Mr. Speaker, to begin, I would like to say that I have the honour and privilege of sharing my time with the member for Nanaimo—Cowichan.
As the member for LaSalle—Émard, I spent the summer talking with my constituents when I met them at various events or at their homes when I went door to door. They told me they were concerned about our democracy and the fact that they feel that members of the official opposition are having an increasingly difficult time having their voices heard in Ottawa. We can see that here today with yet another time allocation motion on an omnibus bill that is more than 400 pages long. It is a bit like the movie Groundhog Day. We have seen this before and we see it over and over again when we come back to the House of Commons.
I do not want to spend too much time on that unfortunate situation, despite the fact that it upsets me greatly. It prevents me, and every other member sitting in the House of Commons, from truly representing our constituents, and it prevents us from reading and studying this omnibus bill in detail.
My constituents told me they are concerned especially about the services that are customarily provided to Canadians. They are being eroded. I am thinking about those provided by Service Canada, those involving employment insurance and old age pensions, and Immigration Canada's services.
In addition, I can attest that in my constituency office, specifically, we see a lot of constituents who are upset that front-line services to Canadians are increasingly threatened. These are services that Canadians deserve but can no longer use—or they are being cut. Service Canada offices are being closed. Programs of all kinds are being closed. My constituents are really worried about this.
Moreover, it is becoming obvious that every time these omnibus bills are introduced—and these are actually budget bills—they contain mistakes. These bills are hastily put together. A lot of them could not be thoroughly studied and considered for lack of time. This has long-term consequences.
It is well known that this government is reluctant to rely on evidence and statistics and to conduct truly scientific studies to determine the impact of the bills introduced in the House. The government really has a strong dislike for what we know as evidence- and fact-based policy.
We see how this government has gutted Statistics Canada and how it is becoming increasingly difficult to obtain an accurate picture of the economic health of our country and our communities. Canada is a vast and beautiful country made up of both great cities and small communities scattered from coast to coast. It will become more and more difficult to find out exactly what is happening all over this great country, as the government has deprived Statistics Canada of the tools it needs to build an accurate and realistic portrait that could help us, as parliamentarians, to make fair and informed decisions.
It is also becoming increasingly obvious that the hastiness in preparing these omnibus bills and massive budgets creates errors that have huge consequences.
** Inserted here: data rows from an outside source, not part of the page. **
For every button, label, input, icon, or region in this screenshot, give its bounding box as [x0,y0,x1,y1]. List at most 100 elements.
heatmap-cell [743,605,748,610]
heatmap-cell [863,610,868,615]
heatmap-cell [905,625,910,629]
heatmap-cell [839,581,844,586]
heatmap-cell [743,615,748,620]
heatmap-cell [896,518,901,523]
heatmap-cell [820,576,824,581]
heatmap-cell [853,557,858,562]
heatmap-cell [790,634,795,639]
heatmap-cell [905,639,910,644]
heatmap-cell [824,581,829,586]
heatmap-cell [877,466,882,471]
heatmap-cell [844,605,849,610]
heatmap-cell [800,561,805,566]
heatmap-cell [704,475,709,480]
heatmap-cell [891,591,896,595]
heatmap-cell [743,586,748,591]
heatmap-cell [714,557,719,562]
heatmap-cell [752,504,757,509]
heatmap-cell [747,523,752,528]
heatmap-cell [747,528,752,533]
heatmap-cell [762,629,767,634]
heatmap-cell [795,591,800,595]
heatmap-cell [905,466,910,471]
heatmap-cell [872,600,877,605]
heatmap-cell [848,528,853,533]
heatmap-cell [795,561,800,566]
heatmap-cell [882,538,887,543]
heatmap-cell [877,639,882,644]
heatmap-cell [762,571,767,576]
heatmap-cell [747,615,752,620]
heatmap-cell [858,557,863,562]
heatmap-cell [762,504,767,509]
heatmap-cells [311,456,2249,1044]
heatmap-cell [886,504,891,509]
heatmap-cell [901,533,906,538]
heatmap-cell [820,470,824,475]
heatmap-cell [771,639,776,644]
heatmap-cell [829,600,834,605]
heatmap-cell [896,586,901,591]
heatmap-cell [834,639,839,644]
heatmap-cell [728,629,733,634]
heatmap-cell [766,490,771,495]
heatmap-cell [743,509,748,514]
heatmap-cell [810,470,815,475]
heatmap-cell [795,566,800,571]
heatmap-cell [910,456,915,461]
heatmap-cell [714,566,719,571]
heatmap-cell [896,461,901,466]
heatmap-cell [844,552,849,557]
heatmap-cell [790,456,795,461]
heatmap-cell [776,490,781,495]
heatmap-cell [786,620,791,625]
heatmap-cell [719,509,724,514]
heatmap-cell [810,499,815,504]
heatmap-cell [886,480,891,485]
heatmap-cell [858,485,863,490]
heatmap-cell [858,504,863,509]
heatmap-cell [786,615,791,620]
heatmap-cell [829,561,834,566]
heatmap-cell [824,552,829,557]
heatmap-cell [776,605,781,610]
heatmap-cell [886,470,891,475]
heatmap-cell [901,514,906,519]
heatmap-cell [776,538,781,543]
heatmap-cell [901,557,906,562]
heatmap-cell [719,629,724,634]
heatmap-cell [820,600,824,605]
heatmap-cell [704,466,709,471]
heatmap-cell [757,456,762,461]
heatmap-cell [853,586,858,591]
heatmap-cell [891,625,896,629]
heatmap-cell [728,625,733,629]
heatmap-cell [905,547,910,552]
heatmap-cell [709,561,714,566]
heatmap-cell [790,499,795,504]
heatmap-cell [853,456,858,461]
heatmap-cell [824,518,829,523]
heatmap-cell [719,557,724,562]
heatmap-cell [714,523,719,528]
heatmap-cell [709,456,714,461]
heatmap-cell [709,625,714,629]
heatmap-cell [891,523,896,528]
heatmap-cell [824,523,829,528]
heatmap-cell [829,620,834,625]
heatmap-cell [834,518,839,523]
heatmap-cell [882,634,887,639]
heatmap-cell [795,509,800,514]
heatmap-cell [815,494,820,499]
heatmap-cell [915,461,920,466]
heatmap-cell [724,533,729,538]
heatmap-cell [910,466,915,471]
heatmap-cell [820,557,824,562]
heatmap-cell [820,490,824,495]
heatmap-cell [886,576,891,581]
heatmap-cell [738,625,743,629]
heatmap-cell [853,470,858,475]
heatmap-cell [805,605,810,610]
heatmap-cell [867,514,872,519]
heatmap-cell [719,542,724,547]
I will just talk about one of them.
A major mistake slipped into the last budget that more than doubled the tax rate on caisses populaires and credit unions. Again, this government has completely destroyed the program for credit unions, the Co-operatives Secretariat, as well as a program that was greatly appreciated by co-operatives across Canada, the co-operative development initiative.
We want small businesses to start up and become medium and large businesses. We have programs to help those small businesses. Why not do the same thing for co-operatives? No, after two or three years, the government decided just to eliminate the co-operative development initiative, which helped new co-operatives start up and become larger co-operatives.
This kind of decision did not take into account the realities facing existing co-operatives across Canada. The co-operative system is part of our heritage and our economic system. This government did not take that into account whatsoever. It does not realize how much co-operatives contribute to the Canadian economy. They create jobs, they participate in local economic development and, what is more, they are able to weather the ups and downs of our current economy.
On top of all that, they are 100% Canadian. They are never going to decide one day to pack up and relocate. They are well established here and are part of our lives.
Caisses populaires and credit unions are financial institutions that are established in communities across Canada. Unlike banks, they stay because they meet the needs of the communities.
The last budget ended up more than doubling the tax rate on caisses populaires and credit unions. This would have had disastrous consequences for those institutions.
That is what happens when the government introduces a mammoth budget bill that disregards what MPs and committees can bring to the table when they get a chance to study these bills in detail.
When the last budget bill was introduced, we asked that the bill be split up so that it could be studied in detail at the appropriate committees. The government refused, of course. It is the same thing this time around. We see that there is a lot in this bill, but nothing is really taken into account.
I would once again like to talk about the contributions made by co-operatives, because since my appointment as the NDP critic for co-operatives, I have had the opportunity to meet with many associations, whether here in Ottawa, in Saskatchewan or in Quebec, and I will continue to consult such groups. Co-operatives are businesses that work in a number of sectors in Canada. As I mentioned, they make an important contribution to the Canadian economy.
In closing, I would like to remind the government that the co-operative sector is part of our economy and it deserves its fair share of support from the federal government.
The federal government can be an active partner in developing co-operatives and can act as a lever in partnership with the provinces and the co-operative sector.
This is not the last time I will be speaking about the co-operative sector, nor is it the last time I will criticize the attitude of this government, which is depriving all of us of the ability to thoroughly examine an omnibus bill that will have a tremendous impact on the lives of all Canadians.